To access the options click the gear icon at the bottom right of the app menu.

Your options are:

  • Pair device. Easy to use and fast, this option will pair one of the supported Garmin devices in seconds. No user manaul needed.
  • Account & sync. You’ll need to create an account at https://connect.garmin.com before you can use the app. All the data collected by Earthmate will be automatically synch’d with your account and available on the web, inside the Garmin portal. No matter what, you won’t lose your tracks and routes even if you misplace your InReach, or throw into a bottomless pit in Norway! If for some reason the synch fails you can do a manual push using the synch icon.
  • Map. Some really useful features here. My favourites are: ‘Show messages’ option (allows you to view incoming SMS messages without having to pull out your Garmin unit) and ‘Show track points’ which is super-useful if you’re moving through a hazardous area and need to keep a record of the safest route. Other functions:
    • Scale. This setting allows you to change the map scale (as seen in the gallery below). I prefer the distance option as I can get a rough idea of the length and time each leg of my routes will take to cover.
    • Show track lines. To be honest, I haven’t found any value in this feature. Your choice.
    • Show zoom controls adds a couple of buttons to the app: plus and minus signs, perfect if you’re wearing gloves and finding the phone screen is unresponsive, or if you simply don’t like the pinch/swipe combos.
  • Units. Change your Measures, Coordinates, Datum and Bearing type. Please ensure you know what you are doing when you modify any of these settings. Any mismatch with your paper map could be disastrous, or put you in a life threatening situation.
  • Privacy policy. The usual, unles you’re a conspiracy theorist in which case be aware that Garmin might steal your data, sell it to a government agency who will track your solo hike, despatch black helicopters to snatch under cover of night and deliver you to a secret test facility where you’ll be ‘probed’. You have been warned!
  • About. Details of you Earthmate and device versions.
  • Help. Really useful. If you have any problems this is the place you need to go.

Current position

As you’re scrolling around the map, looking for places to hike and explore you may well notice a new icon appears.
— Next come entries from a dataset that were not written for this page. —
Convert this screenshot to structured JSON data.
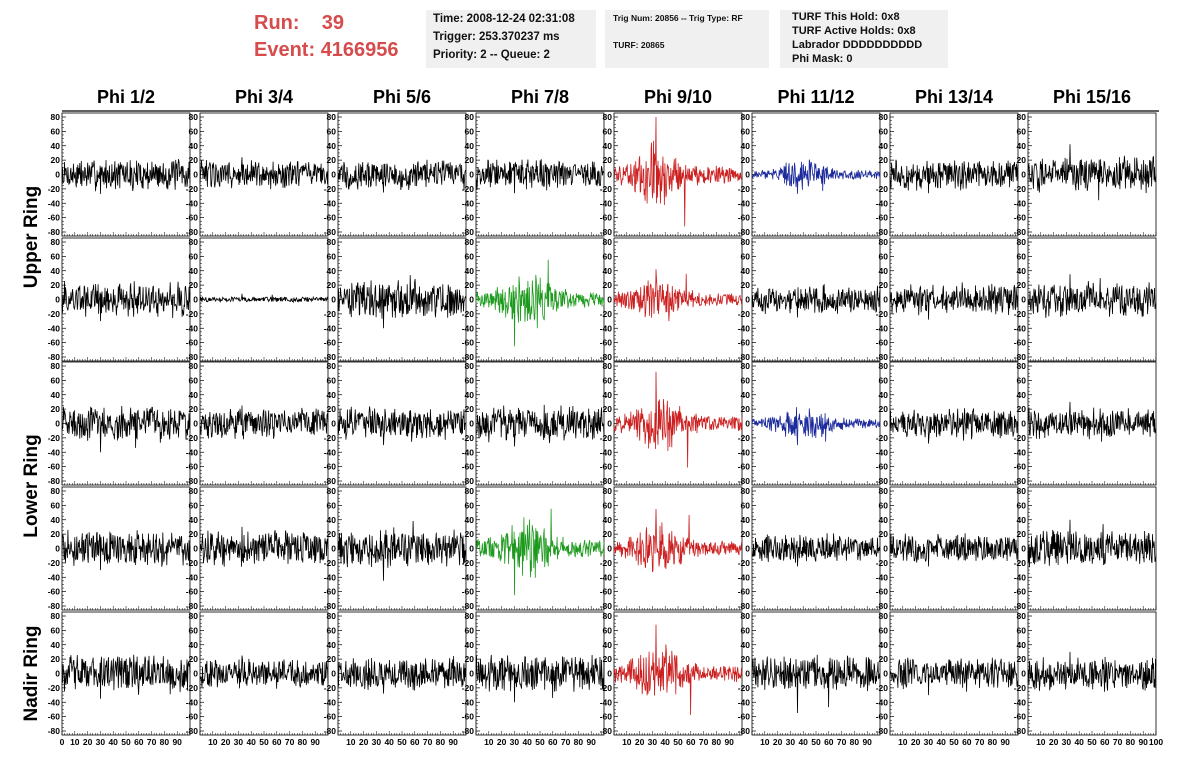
{
  "header": {
    "run_label": "Run:",
    "run_value": "39",
    "event_label": "Event:",
    "event_value": "4166956",
    "time_line": "Time: 2008-12-24 02:31:08",
    "trigger_line": "Trigger: 253.370237 ms",
    "priority_line": "Priority: 2 -- Queue: 2",
    "trig_num_line": "Trig Num: 20856 -- Trig Type: RF",
    "turf_line": "TURF: 20865",
    "turf_this_hold_line": "TURF This Hold: 0x8",
    "turf_active_holds_line": "TURF Active Holds: 0x8",
    "labrador_line": "Labrador DDDDDDDDDD",
    "phi_mask_line": "Phi Mask: 0"
  },
  "colors": {
    "run_text": "#d64b4b",
    "info_box_bg": "#f0f0f0",
    "trace_default": "#000000",
    "trace_red": "#cc1f1f",
    "trace_green": "#1d9a1d",
    "trace_blue": "#1c2a9c"
  },
  "chart_data": {
    "type": "line",
    "description_of_layout": "5 rows x 8 columns of waveform panels",
    "columns": [
      "Phi 1/2",
      "Phi 3/4",
      "Phi 5/6",
      "Phi 7/8",
      "Phi 9/10",
      "Phi 11/12",
      "Phi 13/14",
      "Phi 15/16"
    ],
    "ring_labels": [
      {
        "label": "Upper Ring",
        "rows": [
          0,
          1
        ]
      },
      {
        "label": "Lower Ring",
        "rows": [
          2,
          3
        ]
      },
      {
        "label": "Nadir Ring",
        "rows": [
          4
        ]
      }
    ],
    "xlim": [
      0,
      100
    ],
    "ylim": [
      -80,
      80
    ],
    "y_ticks": [
      80,
      60,
      40,
      20,
      0,
      -20,
      -40,
      -60,
      -80
    ],
    "y_tick_labels": [
      "80",
      "60",
      "40",
      "20",
      "0",
      "-20",
      "-40",
      "-60",
      "-80"
    ],
    "x_ticks": [
      0,
      10,
      20,
      30,
      40,
      50,
      60,
      70,
      80,
      90,
      100
    ],
    "x_tick_labels": [
      "0",
      "10",
      "20",
      "30",
      "40",
      "50",
      "60",
      "70",
      "80",
      "90",
      "100"
    ],
    "grid": false,
    "panels": [
      [
        {
          "color": "black",
          "amp": 18,
          "peak": 27
        },
        {
          "color": "black",
          "amp": 16,
          "peak": 24
        },
        {
          "color": "black",
          "amp": 17,
          "peak": 25
        },
        {
          "color": "black",
          "amp": 17,
          "peak": 26
        },
        {
          "color": "red",
          "amp": 30,
          "peak": 85,
          "burst_center": 35
        },
        {
          "color": "blue",
          "amp": 15,
          "peak": 27,
          "burst_center": 40
        },
        {
          "color": "black",
          "amp": 17,
          "peak": 26
        },
        {
          "color": "black",
          "amp": 20,
          "peak": 42
        }
      ],
      [
        {
          "color": "black",
          "amp": 20,
          "peak": 30
        },
        {
          "color": "black",
          "amp": 3,
          "peak": 8
        },
        {
          "color": "black",
          "amp": 22,
          "peak": 40
        },
        {
          "color": "green",
          "amp": 28,
          "peak": 65,
          "burst_center": 40
        },
        {
          "color": "red",
          "amp": 22,
          "peak": 42,
          "burst_center": 35
        },
        {
          "color": "black",
          "amp": 16,
          "peak": 25
        },
        {
          "color": "black",
          "amp": 17,
          "peak": 28
        },
        {
          "color": "black",
          "amp": 20,
          "peak": 35
        }
      ],
      [
        {
          "color": "black",
          "amp": 20,
          "peak": 40
        },
        {
          "color": "black",
          "amp": 17,
          "peak": 25
        },
        {
          "color": "black",
          "amp": 18,
          "peak": 30
        },
        {
          "color": "black",
          "amp": 20,
          "peak": 32
        },
        {
          "color": "red",
          "amp": 28,
          "peak": 72,
          "burst_center": 35
        },
        {
          "color": "blue",
          "amp": 18,
          "peak": 30,
          "burst_center": 40
        },
        {
          "color": "black",
          "amp": 17,
          "peak": 28
        },
        {
          "color": "black",
          "amp": 17,
          "peak": 30
        }
      ],
      [
        {
          "color": "black",
          "amp": 20,
          "peak": 30
        },
        {
          "color": "black",
          "amp": 20,
          "peak": 30
        },
        {
          "color": "black",
          "amp": 22,
          "peak": 45
        },
        {
          "color": "green",
          "amp": 30,
          "peak": 65,
          "burst_center": 40
        },
        {
          "color": "red",
          "amp": 25,
          "peak": 55,
          "burst_center": 35
        },
        {
          "color": "black",
          "amp": 16,
          "peak": 25
        },
        {
          "color": "black",
          "amp": 17,
          "peak": 25
        },
        {
          "color": "black",
          "amp": 20,
          "peak": 40
        }
      ],
      [
        {
          "color": "black",
          "amp": 22,
          "peak": 35
        },
        {
          "color": "black",
          "amp": 16,
          "peak": 25
        },
        {
          "color": "black",
          "amp": 18,
          "peak": 28
        },
        {
          "color": "black",
          "amp": 22,
          "peak": 40
        },
        {
          "color": "red",
          "amp": 28,
          "peak": 68,
          "burst_center": 35
        },
        {
          "color": "black",
          "amp": 20,
          "peak": 55
        },
        {
          "color": "black",
          "amp": 17,
          "peak": 30
        },
        {
          "color": "black",
          "amp": 19,
          "peak": 30
        }
      ]
    ]
  }
}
Hmm, what does this do? Let’s press it and see…

Tap once and the map will centre on your current location. Not new, but realy useful as it means you don’t have to spend 10 minutes scrolling back across the map to find out where you are.

What else?

That’s it! Really, there’s nothing more to tell. I did warn you this is a simple app and it’s also highly optimised for the needs to hikers, expeditions and more.

Pros

  • Simple to use. So simple that a partially trained chimp could use Earthmate to get from A to Z.
  • Free. We like free, especially when you get detailed mapping data for the cost of the effort it takes to hit the download button!
  • Widely compatible. Works with all the current InReach satellite communications devices.
  • Doesn’t reqiure a mobile/cell signal to work.

Cons

  • Too simple for some. Some people seem to want a huge selection of functionality that requires an encyclopedia-sized book of instructions.
  • Tracking tools unusable if you don’t pair the app with an approved Garmin device.
  • Requires a smartphone, or tablet. This might be a big deal for some hiking purists who want to disconnect from most of the tech that clutters our day to day life.

Rating

Awesome! With a capital ‘A’. I love this app. Tracking, detailed map data, simplicity and all totally free. Well, not quite free. You do need to pair with a Garmin GPS unit in order to get the full benefits of the apps functionality, but that’s not an issue. Most of us carry some form of tech as a backup navigation aid, or as a means of sending an SOS – in most cases a handheld GPS (like these).

Try it. If you don’t like the Earthmate app you can simply delete it and send me an email explaining how I’ve wasted your time in recommending you at least give it a fair shot.